Was bleibt, ist immer noch die wunderbare Musik Richard Wagners und die Inter­pre­tation durch ein großar­tiges Ensemble, das den Abend trotz einer unansehn­lichen Insze­nierung zumindest sänge­risch rettet. Andreas Schager, der in dieser Insze­nierung bei der Premiere sein Rollen­debüt gab, singt die Partie des Parsifal mit intel­li­genter Kraft­ein­teilung. Sein strahl­kräf­tiger Tenor mit barito­nalem Timbre meistert die Höhen ohne Probleme, sein Amfortas! Die Wunde! ist erschüt­ternd. René Pape hat mit der Partie des Gurnemanz sicher seine Lebens­rolle gefunden, so verin­ner­licht hat er diese Figur. Mit klarem Bass und beein­dru­ckender Textver­ständ­lichkeit legt er die Partie an. Seine große Erzählung im ersten Aufzug singt er balsa­misch und mit deutlichen Phrasie­rungen und Bögen, die eine große Spannung aufbauen. Besonders eindrucksvoll gelingt ihm das im dritten Aufzug in der Salbungs- und Krönungs­szene sowie dem anschlie­ßenden Karfrei­tags­zauber. Anja Kampe gibt die Kundry mit warmem und vollklin­gendem hochdra­ma­ti­schem Sopran sowie klaren Höhen und meistert darstel­le­risch beein­dru­ckend den szeni­schen Wechsel von der gejagten Furie bis hin zur liebenden Gefährtin. Wolfgang Koch beein­druckt als Amfortas mit kulti­viertem, wohlklin­gendem Bariton und ausdrucks­starker Leidens­fä­higkeit. Seine Erbarmen-Rufe erschüttern, und die letzte Szene ist von großer Emotio­na­lität. Tómas Tómasson bleibt als Klingsor im Ausdruck etwas blass. Altmeister Matthias Hölle gibt den Titurel mit wohltö­nendem Bass, und das Alt-Solo von Annika Schlicht aus der Höhe passt stimmlich gut zum Gesang auf der Bühne. Grals­ritter, Knappen und Blumen­mädchen fügen sich harmo­nisch in das Gesamt­ensemble ein. Beein­dru­ckend auch der von Martin Wright einstu­dierte Staats­opernchor und Konzertchor der Berliner Staatsoper. Daniel Barenboim leitet die Staats­ka­pelle Berlin mit großem Gefühl und lässt durch sein unprä­ten­tiöses Dirigat wunderbare Phrasie­rungen und Akzen­tu­ie­rungen zu. Das Vorspiel hat schon fast sakralen Charakter, das Tempo ist moderat, manchmal etwas breit. Beein­dru­ckend seine präzisen Einsätze, die das Gesamt­ensemble aus Musikern, Solisten und Chor zu einer homogenen Gestaltung führt, ein insgesamt ergrei­fendes musika­li­sches Klang­er­lebnis, dass in einem großen Kontrast zu der Handlung auf der Bühne steht.
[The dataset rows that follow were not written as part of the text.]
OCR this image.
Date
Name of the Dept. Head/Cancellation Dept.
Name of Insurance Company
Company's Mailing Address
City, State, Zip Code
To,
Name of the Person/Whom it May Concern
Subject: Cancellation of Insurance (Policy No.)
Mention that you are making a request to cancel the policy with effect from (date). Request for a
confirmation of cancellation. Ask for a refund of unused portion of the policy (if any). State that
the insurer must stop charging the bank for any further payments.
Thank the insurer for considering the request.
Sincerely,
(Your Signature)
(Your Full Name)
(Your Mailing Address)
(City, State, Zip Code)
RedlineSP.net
Zum Schluss sieht man in dieser Aufzeichnung bei den letzten Klängen des Parsifal den Dirigenten Daniel Barenboim, wie er fast ausdruckslos den Taktstock senkt. Was mag ihm, der schon so viele unter­schied­liche Auffüh­rungen des Werkes dirigiert hat, angesichts dieser Insze­nierung durch den Kopf gegangen sein?  Nach einer kurzen Stille bricht der jubelnde Applaus des Publikums los, der vor allem den Haupt­prot­ago­nisten des Abends gilt. Ein Buhruf ist nicht zu vernehmen, der Regisseur war ja bei dieser Aufzeichnung nicht mehr vor Ort. Nach knapp viereinhalb Stunden reiner Spielzeit endet die Insze­nierung von Dimitri Tcher­niakov dann doch noch mit einer Erlösung, nämlich diese Insze­nierung ausge­halten zu haben. Auch wenn es ein Karfreitag ohne Zauber war, die eigent­liche Erlösung erfolgte durch die Kraft der Musik von Richard Wagner.